Perubahan signifikan ini secara resmi mengubah nama PT Penjaminan Kredit Daerah Kalimantan Timur menjadi entitas berbadan hukum baru, yaitu Perseroda. Perubahan status ini merupakan bagian dari pemenuhan regulasi yang berlaku saat ini.
Penetapan resmi ini memiliki tanggal efektif yang jelas, yakni mulai 2 Juli 2026. Tanggal ini menjadi penanda dimulainya operasional perusahaan dengan nama dan status badan hukum yang baru sesuai izin OJK.
Perubahan status badan hukum menjadi Perseroda ini bukanlah sebuah pilihan, melainkan sebuah kewajiban yang harus dipenuhi oleh perusahaan daerah. Hal ini ditegaskan sebagai sebuah langkah yang bersifat mandatory.
Perubahan nama dan status ini dilakukan sebagai tindak lanjut dari mandat peraturan yang mewajibkan BUMD untuk bertransformasi. Transformasi ini bertujuan untuk meningkatkan tata kelola perusahaan yang lebih baik.

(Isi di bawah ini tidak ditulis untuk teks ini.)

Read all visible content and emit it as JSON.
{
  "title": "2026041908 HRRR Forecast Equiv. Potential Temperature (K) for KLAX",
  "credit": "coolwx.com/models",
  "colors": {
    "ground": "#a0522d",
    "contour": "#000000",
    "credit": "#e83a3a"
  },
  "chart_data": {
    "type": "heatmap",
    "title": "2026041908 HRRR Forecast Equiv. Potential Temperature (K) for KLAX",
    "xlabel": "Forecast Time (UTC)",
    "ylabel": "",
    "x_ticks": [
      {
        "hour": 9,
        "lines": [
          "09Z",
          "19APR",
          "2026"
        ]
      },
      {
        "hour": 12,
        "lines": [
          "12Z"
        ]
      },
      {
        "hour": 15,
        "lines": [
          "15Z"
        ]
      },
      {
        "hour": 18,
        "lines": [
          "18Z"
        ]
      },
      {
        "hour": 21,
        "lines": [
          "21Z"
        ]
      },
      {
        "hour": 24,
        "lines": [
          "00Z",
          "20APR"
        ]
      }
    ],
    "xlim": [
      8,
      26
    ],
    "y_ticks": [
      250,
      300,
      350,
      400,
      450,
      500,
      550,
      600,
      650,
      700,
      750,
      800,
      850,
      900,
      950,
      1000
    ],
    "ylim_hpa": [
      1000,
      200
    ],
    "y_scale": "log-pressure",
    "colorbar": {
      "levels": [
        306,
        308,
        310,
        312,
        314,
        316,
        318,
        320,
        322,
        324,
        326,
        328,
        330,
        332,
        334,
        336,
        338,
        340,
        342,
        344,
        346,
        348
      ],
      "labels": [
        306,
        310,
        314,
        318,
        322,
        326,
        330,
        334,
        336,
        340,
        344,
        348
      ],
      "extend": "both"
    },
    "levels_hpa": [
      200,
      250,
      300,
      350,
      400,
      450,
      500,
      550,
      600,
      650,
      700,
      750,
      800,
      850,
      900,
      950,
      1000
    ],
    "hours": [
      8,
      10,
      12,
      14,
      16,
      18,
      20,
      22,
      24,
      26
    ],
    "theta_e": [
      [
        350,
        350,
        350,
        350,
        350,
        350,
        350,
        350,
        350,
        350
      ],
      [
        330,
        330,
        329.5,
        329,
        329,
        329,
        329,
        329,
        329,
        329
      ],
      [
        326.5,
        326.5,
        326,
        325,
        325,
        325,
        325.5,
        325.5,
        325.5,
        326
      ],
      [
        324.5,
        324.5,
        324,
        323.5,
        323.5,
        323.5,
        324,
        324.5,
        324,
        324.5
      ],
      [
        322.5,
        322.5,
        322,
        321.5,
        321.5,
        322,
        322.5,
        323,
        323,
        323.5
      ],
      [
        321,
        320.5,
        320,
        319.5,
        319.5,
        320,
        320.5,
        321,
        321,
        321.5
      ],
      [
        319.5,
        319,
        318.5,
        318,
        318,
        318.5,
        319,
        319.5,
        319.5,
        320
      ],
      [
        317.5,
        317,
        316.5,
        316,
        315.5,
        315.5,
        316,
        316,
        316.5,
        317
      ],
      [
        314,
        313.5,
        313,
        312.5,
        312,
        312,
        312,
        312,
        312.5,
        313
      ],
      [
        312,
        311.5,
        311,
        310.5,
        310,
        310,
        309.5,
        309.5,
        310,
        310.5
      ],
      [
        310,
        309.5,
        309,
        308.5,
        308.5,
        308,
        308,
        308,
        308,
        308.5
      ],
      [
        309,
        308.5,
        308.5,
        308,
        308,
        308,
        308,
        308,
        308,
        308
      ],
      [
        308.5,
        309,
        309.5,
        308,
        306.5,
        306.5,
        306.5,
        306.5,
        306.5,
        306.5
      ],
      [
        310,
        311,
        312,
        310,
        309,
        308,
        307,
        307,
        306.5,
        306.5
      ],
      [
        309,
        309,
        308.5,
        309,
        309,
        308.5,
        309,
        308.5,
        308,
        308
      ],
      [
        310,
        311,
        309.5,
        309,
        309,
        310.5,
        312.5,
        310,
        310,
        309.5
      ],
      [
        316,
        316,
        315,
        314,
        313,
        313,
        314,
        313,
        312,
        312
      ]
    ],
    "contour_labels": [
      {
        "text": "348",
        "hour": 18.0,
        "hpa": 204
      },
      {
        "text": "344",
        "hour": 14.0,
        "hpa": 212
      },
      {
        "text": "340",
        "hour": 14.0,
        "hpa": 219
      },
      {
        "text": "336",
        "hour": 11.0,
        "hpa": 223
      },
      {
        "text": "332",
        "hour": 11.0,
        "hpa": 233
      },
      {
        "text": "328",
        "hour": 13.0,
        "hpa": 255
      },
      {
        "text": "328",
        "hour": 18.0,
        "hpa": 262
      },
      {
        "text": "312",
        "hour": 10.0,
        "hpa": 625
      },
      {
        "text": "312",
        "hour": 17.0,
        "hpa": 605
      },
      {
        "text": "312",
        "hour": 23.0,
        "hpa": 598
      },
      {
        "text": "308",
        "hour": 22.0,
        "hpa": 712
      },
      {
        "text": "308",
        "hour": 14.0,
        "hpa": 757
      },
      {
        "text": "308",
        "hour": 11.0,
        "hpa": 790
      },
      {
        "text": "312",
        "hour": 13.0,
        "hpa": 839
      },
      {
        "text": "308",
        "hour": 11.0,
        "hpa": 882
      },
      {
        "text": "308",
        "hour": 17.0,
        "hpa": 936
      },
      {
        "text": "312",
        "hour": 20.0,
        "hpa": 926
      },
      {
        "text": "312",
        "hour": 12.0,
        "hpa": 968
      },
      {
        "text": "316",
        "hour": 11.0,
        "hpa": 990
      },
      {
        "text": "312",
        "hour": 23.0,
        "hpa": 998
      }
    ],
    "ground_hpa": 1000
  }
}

Dikutip dari sumber terkait, langkah ini merupakan bagian dari proses penyesuaian terhadap kerangka regulasi penjaminan daerah yang lebih komprehensif. Proses ini melibatkan koordinasi intensif antara pemerintah daerah dan regulator.
Perusahaan yang sebelumnya dikenal sebagai PT Penjaminan Kredit Daerah Kalimantan Timur kini harus beradaptasi dengan identitas barunya. Proses transisi ini diharapkan berjalan mulus tanpa mengganggu layanan penjaminan yang diberikan kepada masyarakat.
Keputusan OJK ini memberikan kepastian hukum bagi operasional perusahaan ke depan. Dengan status Perseroda, diharapkan PT Jamkrida Kalimantan Timur (Perseroda) dapat memperkuat kapasitasnya dalam mendukung perekonomian daerah.